PHNOM PENH—Khim Finan, governor of the Banteay Srei District in Siem Reap Province has enrolled village chiefs into working with their communities to collect trash once a month.



“In Banteay Srei District, there are 36 villages and each village has its own garbage collection territory,” he said in a phone interview.



“In each village, the village chief is leading this…initiative,” he said. “At least once a month, [we] have to work on collecting garbage to prevent littering in public areas.”



Launched last May, the campaign also involves sorting out garbage to set aside what can be burned, Finan said. At this point, garbage to be burned is taken to an incinerator in a neighboring district, he said.

But construction of Banteay Srei District’s own incinerator should be finished in September, which will make it possible for the district to handle its garbage.

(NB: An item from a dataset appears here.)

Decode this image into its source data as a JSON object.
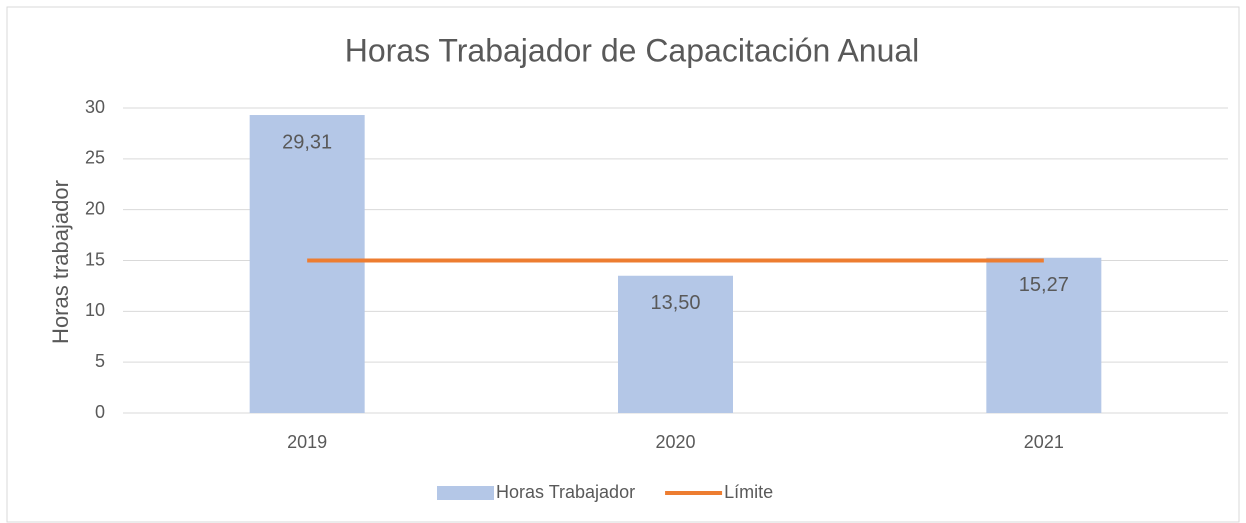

However, the district has yet to put in place a garbage recycling procedure, Finan added.  



Another issue that the district faces is that, since Banteay Srei—the famous 10th century Angkorian monument that no visitor coming to the Angkor Archeological Park wants to miss—the authorities have to deal with garbage generated by the district’s population as well as tourists, Finan said.



“The problem is that tourists still have the bad habit of throwing away their garbage,” he said, instead of looking for trash bins.



As for villagers, Finan said, "[c]hanging people's attitudes takes time.” The program also is meant to make villagers used to disposing of garbage in a way that will be good for public health as well as the environment. “So I cannot say when we will stop collecting trash,” he added.



Garbage-free Banteay Srei District

The trash collection program has led the district authorities to launch several initiatives, Finan said. This has included installing trash bins in public areas and setting up a clean-house and clean-village program, the goal being to eventually transform the whole district into a “garbage-free” zone, he said.



"Implementing such environmental programs is difficult but, if we think it is difficult and we do not do it, we will never be able to solve the problem,” Finan said. Even though the work cannot be done overnight, he said he is convinced that the district will succeed. 



Finan’s long-term goal is that, once the garbage issue is under control in Banteay Srei District, this campaign will spread to other areas, and the district will become a model for villages and districts throughout the country.



“I believe that cleanliness comes from one person at a time, one house at a time, one village at a time, one commune at a time, and then reaching the whole district,” he said. “I’m hopeful this will spread to the province and the whole country.”